-To nasi synowie.-Powiedział Optimus. Że. Co. Ty. Do. Mnie. Mówisz? Jak to synowie?-Urodzili się w trakcie wojny, jednak ona nas rozdzieliła. To Oper.-Podszedł do niego granatowy bot z tymi kwadratami. W sumie są do siebie podobni.-Mój syn.
-A to CHais. (Czyt-CeHais)-Cross poklepał po plecach, żółtego w okularach i bluzie.
-Alders.-Czerwony z białymi wstawkami podszedł do medyka autobotów.-Syn Ratcheta.
-A to Out Knock!-Krzyknął Knock Out, stając przy jego niebieskim i niskim "klonie".
-Nadaszek.-Powiedział Bee stając przy czarnym bocie z żółtymi wstawkami.
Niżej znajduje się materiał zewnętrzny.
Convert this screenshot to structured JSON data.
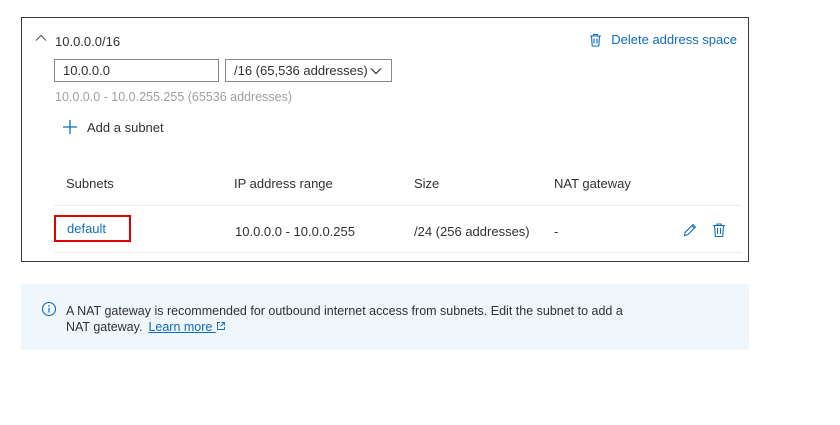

Nadal szeroko się uśmiechał. Barricade podszedł do tego z napisem "Prawo najważniejsze".
-Sreziv jestem.-Powiedział granatowo biały.
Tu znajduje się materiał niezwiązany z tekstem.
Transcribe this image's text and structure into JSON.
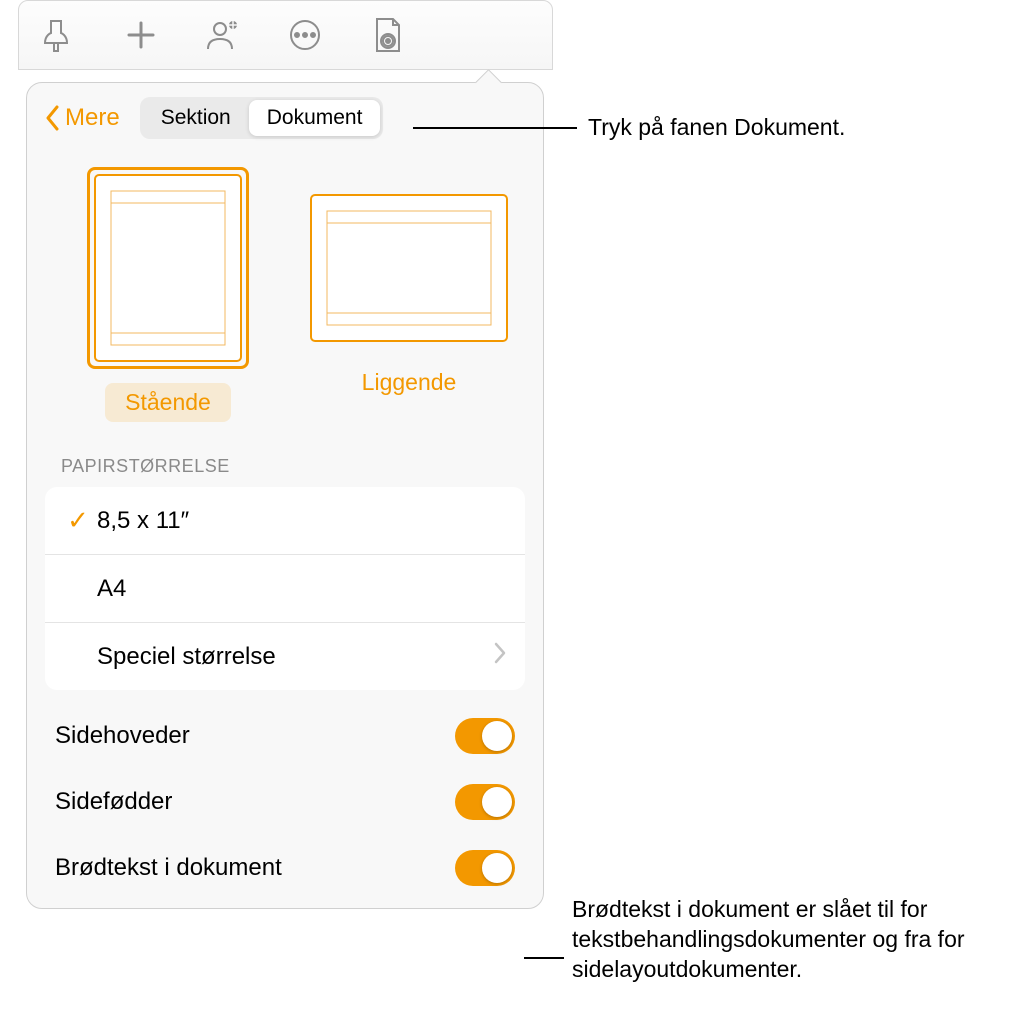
{
  "toolbar": {
    "icons": [
      "format-brush-icon",
      "add-icon",
      "collaborate-icon",
      "more-icon",
      "document-options-icon"
    ]
  },
  "panel": {
    "back_label": "Mere",
    "tabs": [
      {
        "label": "Sektion",
        "active": false
      },
      {
        "label": "Dokument",
        "active": true
      }
    ],
    "orientation": {
      "portrait_label": "Stående",
      "landscape_label": "Liggende",
      "selected": "portrait"
    },
    "paper_size": {
      "title": "PAPIRSTØRRELSE",
      "options": [
        {
          "label": "8,5 x 11″",
          "checked": true
        },
        {
          "label": "A4",
          "checked": false
        },
        {
          "label": "Speciel størrelse",
          "chevron": true
        }
      ]
    },
    "toggles": [
      {
        "label": "Sidehoveder",
        "on": true
      },
      {
        "label": "Sidefødder",
        "on": true
      },
      {
        "label": "Brødtekst i dokument",
        "on": true
      }
    ]
  },
  "callouts": {
    "tab": "Tryk på fanen Dokument.",
    "body": "Brødtekst i dokument er slået til for tekstbehandlingsdokumenter og fra for sidelayoutdokumenter."
  }
}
-Dunoh.-Zielonkawy, grubszy poklepał Hounda po brzuchu.
-Mój potomek to Raj Sum.-Drift wskazał swoją kataną na tego z srebrną twarzą i niebieską zbroją. Serio? Potomek? Dobra nie wnikam.
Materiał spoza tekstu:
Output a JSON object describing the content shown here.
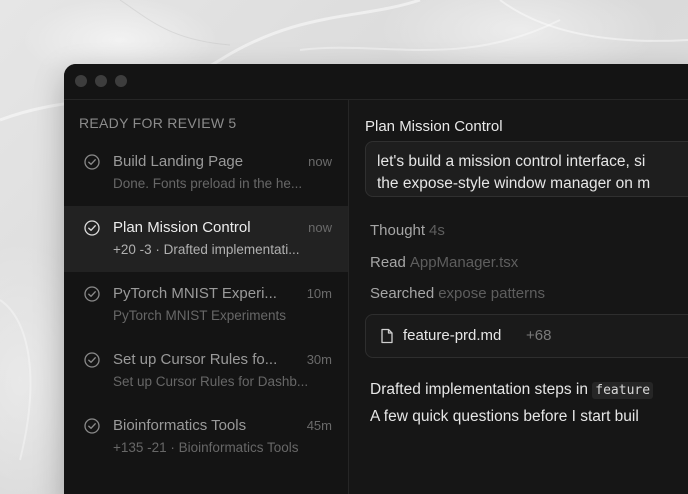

-Ii Disco.-Szary wskoczył na plecy Jazza. Czyli mamy: Disco, Raj Sum, Dunoh, Sreziv, Nadaszek, Out Knock, Alders, CHais i Oper.
-To teraz wytłumaczenia dla nas.-Powiedział Duży.
-Nie tutaj.-Powiedział Megatron.-Ktoś nie powołany może nas zauważyć. Jedziemy do Megan, a później do bazy.
-Nie mamy klucza...-Mruknęłam.
-Kto ma?-Spytał Optimus.
-Em, przepraszam. Powiedział Alders.-Ale nam też należą się wytłumaczenia.
-I to duże.-Dodał Oper niepewnie patrząc na mnie, ludzi i Megatrona.
-Mówiłem już, że wytłumaczenia zostawimy na później.-Warknął Lord decepticonów.
-Prezydent Polski. Klucz cały czas był przekazywany na kolejnego. przez te tysiąc trzydzieści lat. Dopiero od niedawna mogę go odebrać.-Wyjaśniłam.
-Jedziemy.-Powiedział Prime.
-Czekaj.-Już mieliśmy się transformować, jednak Jazz nas zatrzymał.-Co tu się stało? Trwa wojna?-Spytał rozglądając się.
-Nie. Akurat lasy wyniszczyły kwaśne deszcze. Było kilka wojen, z Niemcami czy z Białorusią. Teraz jest pokój, ale to nie to niszczy tą planetę.
-A co?
-Sama ludzkość.-Zerknęłam na człowieków stojących obok.-Co z Cybertronem?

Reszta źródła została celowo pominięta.